CIT duo collect Internet challenge award
© The Leader, June 23, 1999
An Internet project
developed by CIT's principal lecturer in information
technology Brian Brown has won a prestigious worldwide
award. Mr Brown and CIT chief executive Trevor Boyle travelled to Sweden recently to collect the lifelong Learning award of the Global Bangemann Challenge. The challenge grew out of a report which Dr Martin Bangemann presented to the European Union on Europe's future in information technology (IT). Sweden launched an information technology challenge in 1997, inviting European cities to nominate their finest IT projects. |
The challenge was then broadened to take in the whole world, and this year's awards were the first on a global scale.
Entries had to show the citizen-orientated applications of IT, with the level of technology itself not being a factor, and each entry had to have the support of a city.
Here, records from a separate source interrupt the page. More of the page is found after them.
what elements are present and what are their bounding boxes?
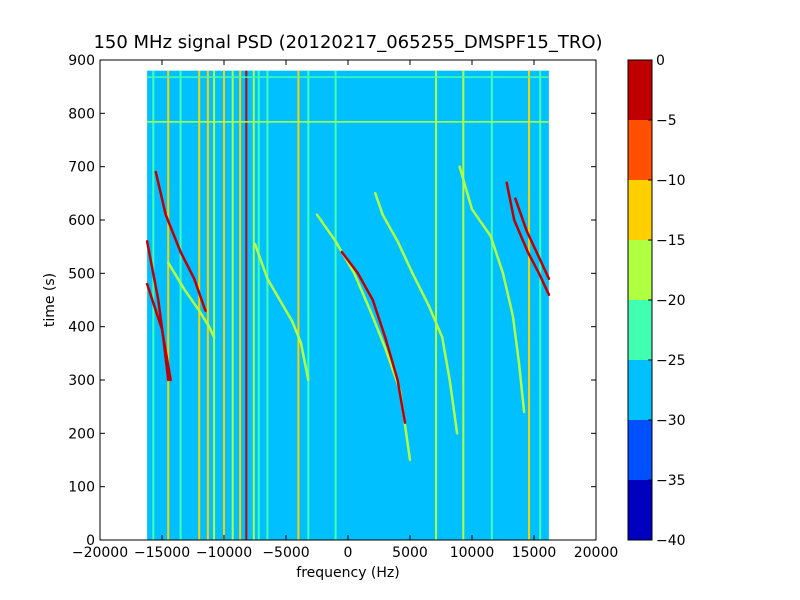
- x-axis-label: frequency (Hz): [296, 565, 399, 581]
- x-tick-label: 5000: [392, 545, 428, 561]
- colorbar-tick-label: −10: [656, 173, 686, 189]
- y-tick-label: 500: [68, 266, 95, 282]
- x-tick-label: −5000: [262, 545, 309, 561]
- doppler-trace: [340, 250, 407, 424]
- doppler-trace: [514, 197, 551, 280]
- colorbar: 0 −5 −10 −15 −20 −25 −30 −35 −40: [627, 53, 686, 549]
- colorbar-band: [628, 60, 652, 120]
- colorbar-tick-label: −30: [656, 413, 686, 429]
- doppler-trace: [458, 165, 526, 414]
- colorbar-band: [628, 360, 652, 420]
- x-axis: −20000 −15000 −10000 −5000 0 5000 10000 15000 20…: [72, 60, 618, 561]
- y-tick-label: 200: [68, 426, 95, 442]
- colorbar-band: [628, 300, 652, 360]
- doppler-trace: [166, 261, 216, 339]
- y-tick-label: 900: [68, 53, 95, 69]
- colorbar-band: [628, 180, 652, 240]
- y-tick-label: 800: [68, 106, 95, 122]
- y-tick-label: 100: [68, 480, 95, 496]
- doppler-trace: [145, 282, 172, 382]
- x-tick-label: −15000: [134, 545, 190, 561]
- y-axis: 0 100 200 300 400 500 600 700 800 900: [68, 53, 596, 549]
- colorbar-tick-label: 0: [656, 53, 665, 69]
- doppler-trace: [154, 170, 207, 312]
- colorbar-tick-label: −5: [656, 113, 677, 129]
- colorbar-tick-label: −35: [656, 473, 686, 489]
- colorbar-tick-label: −40: [656, 533, 686, 549]
- x-tick-label: −20000: [72, 545, 128, 561]
- y-axis-label: time (s): [42, 273, 58, 327]
- colorbar-band: [628, 120, 652, 180]
- doppler-trace: [505, 181, 551, 296]
- colorbar-band: [628, 480, 652, 540]
- x-tick-label: −10000: [196, 545, 252, 561]
- x-tick-label: 15000: [512, 545, 557, 561]
- y-tick-label: 0: [86, 533, 95, 549]
- y-tick-label: 700: [68, 160, 95, 176]
- plot-area: [99, 59, 597, 541]
- x-tick-label: 10000: [450, 545, 495, 561]
- colorbar-tick-label: −20: [656, 293, 686, 309]
- doppler-trace: [374, 192, 459, 435]
- y-tick-label: 600: [68, 213, 95, 229]
- doppler-trace: [253, 242, 310, 382]
- colorbar-band: [628, 420, 652, 480]
- colorbar-tick-label: −15: [656, 233, 686, 249]
- y-tick-label: 300: [68, 373, 95, 389]
- y-tick-label: 400: [68, 320, 95, 336]
- spectrogram-image: [145, 70, 551, 541]
- colorbar-band: [628, 240, 652, 300]
- x-tick-label: 0: [344, 545, 353, 561]
- x-tick-label: 20000: [574, 545, 619, 561]
- chart-title: 150 MHz signal PSD (20120217_065255_DMSP…: [93, 32, 602, 53]
- colorbar-tick-label: −25: [656, 353, 686, 369]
Upper Hutt City Council put its support behind Mr Brown's project, which originally designed as an online teaching tool for CIT IT students. How-ever, it soon became a tool used by students all around the world, its simple, self-paced self-tested learning experience attracting around 25,000 visitors a week.
The five finalists in the Lifelong Learning section were from the United States, England and Belgium, while entries which did not make the finals were from Germany, Malta, Sweden, England, Ireland, Italy, India, Canada, China, Austria, Spain and Australia.
Mr Boyle said the awards ceremony was very lavish, with around 1000 international guests hosted by the King of Sweden and Mayor of Stockholm in the "Gold Room" of the Stockholm City Hall.
"It's called the Gold Room because the walls are actually lined with gold," he sald.
Mr Boyle acknowledged Mr Brown's achievement, describing it as "recognition at the world level for [his] talent and very long and sustained hard work".
He said CIT was very proud of Mr Brown's success.
Mayor Rex Kirton also offered his congratulations, saying the award reflected the high calibre of study and research done at CIT.
Mr Brown said when he accepted the award, the ceremony for which was shown live on Swedish television and over the Internet, he was conscious of the fact that he was representing CIT and Upper Hutt.
"We weren't particularly sure that we would win, because the other entries were of a very high standard."
"We were thrilled."
The awards are set to become an annual event, known as the Stockholm Challenge.